Everyone’s mouth is full, these days, with the Web 2.0. Dynamic, interactive, social, it has basically become some sort embodiment of a new and hip lifestyle. But while everyone is busy making a fuss about something that’s already old news, computer scientists are already thinking up the Web’s newest version. And its use of semantics might very well surprise you: it will empower machines to understand the meaning of the Web pages they are displaying.
Imagine a world in which your personal netbot assistant would crawl the vast expanses of the Web collating information for you, a world in which search engines would ask you questions to refine or disambiguate your searches so that their results would always be spot on, a world in which Web pages would be made on the fly especially for you. Stop dreaming: such things already exist (albeit limitedly) or they very soon will. Welcome to the world of the semantic Web — the Web 3.0.

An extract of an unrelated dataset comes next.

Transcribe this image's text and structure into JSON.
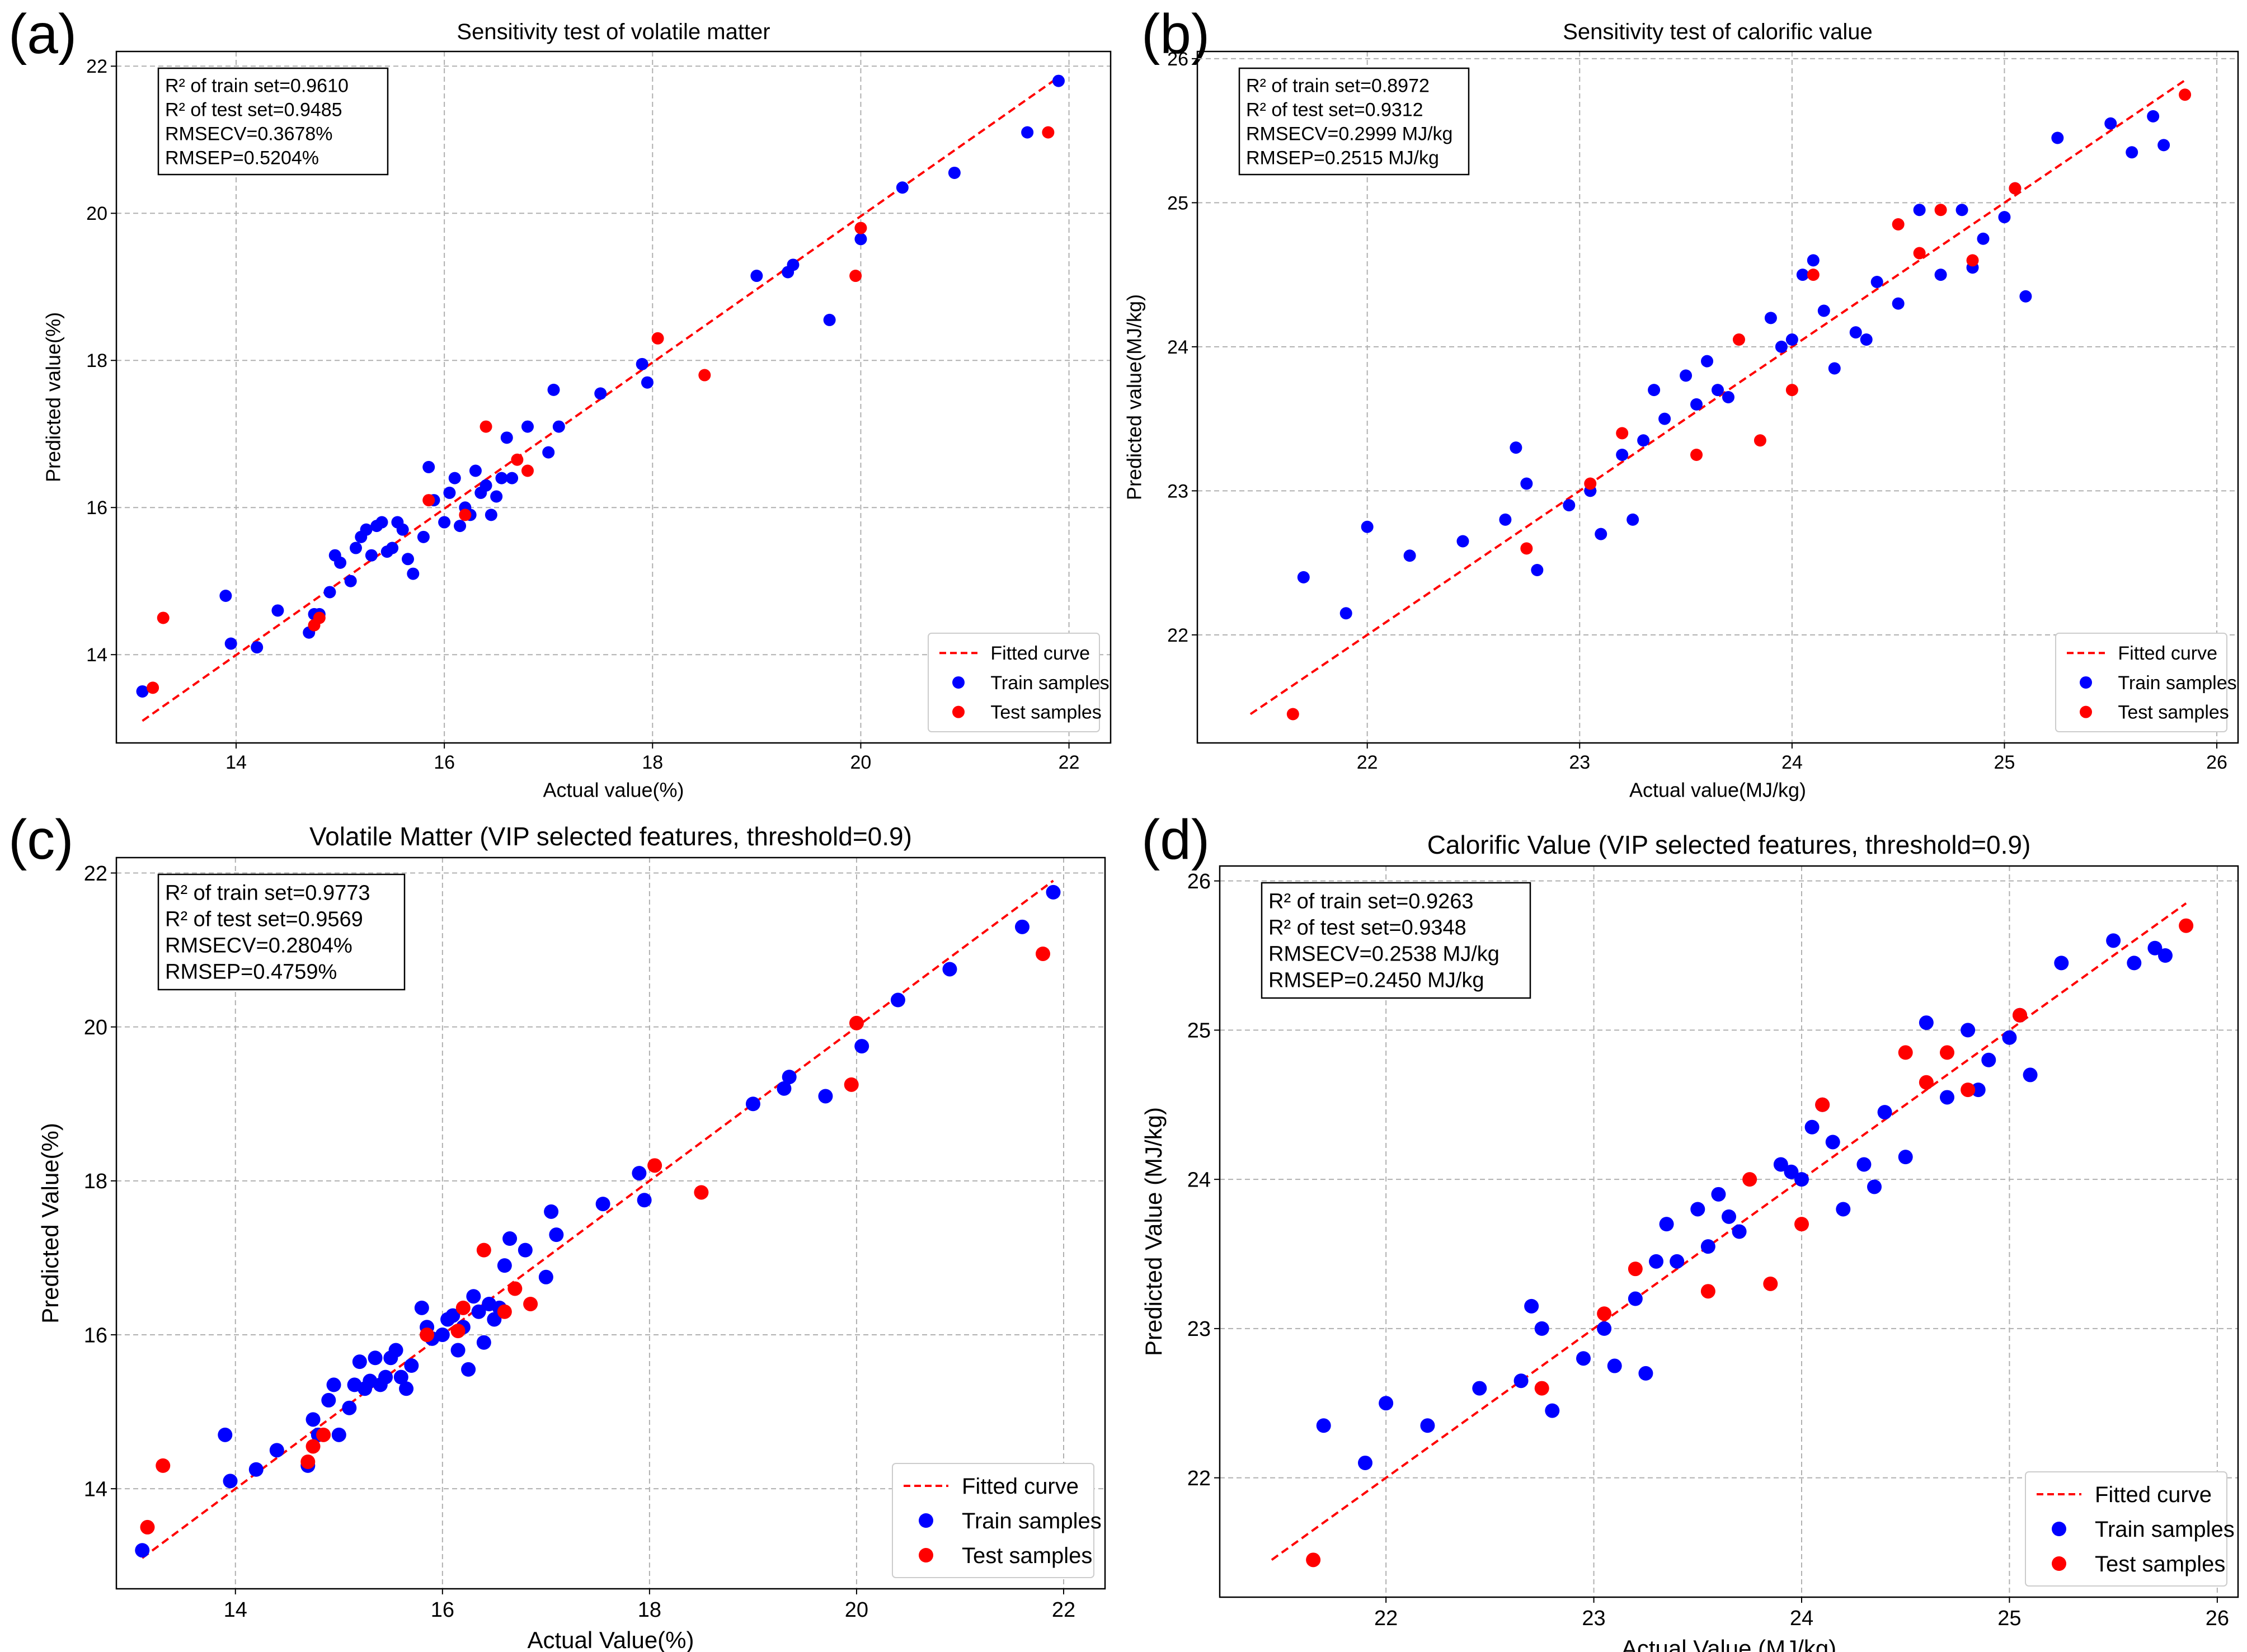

The Web’s current limitations
As we know it today, the Web is full of limitations, and even though we might manage to sidestep them as best we can, they prompted computer scientists to start thinking of a way they could be overcome. The first obvious snag is that of information retrieval: imagine you were to key in the search term “jaguar” into any search engine, you would probably get —more or less haphazardly— results about the animal, the car or even a previous version of Mac OS X. Not feeling put off in any way, some might resort to typing “Panthera Onca” (the scientific name for the jaguar) but, in view of their initial search, they would then miss altogether the results in which the word “jaguar” did not appear.
This is not the only problem the Web has with information: it is for now also utterly incapable of extracting information from a picture (or a text displayed as an image, for example) other than from the words surrounding it. Indeed, only a human agent is presently capable of making sense of such things and of deriving new information via logical deductions.
Another limitation lies with the maintenance of complex websites pointing to lots of external content on the web: if any part of that content changes location (and therefore occasions a broken link), nothing today is able to redirect the user to the adequate place so that said content can be found.
A fourth utter deficiency of the Web today is the lack of personalization. Consider the ubiquitous Google: the search engine adapts to your behavior by analyzing previous searches you’ve made through it. Problem is, Google does not consider the context in which the search is made: you might —just this once— be looking up information to help your sister with her upcoming presentation, and will therefore not search the Web in the way you usually would.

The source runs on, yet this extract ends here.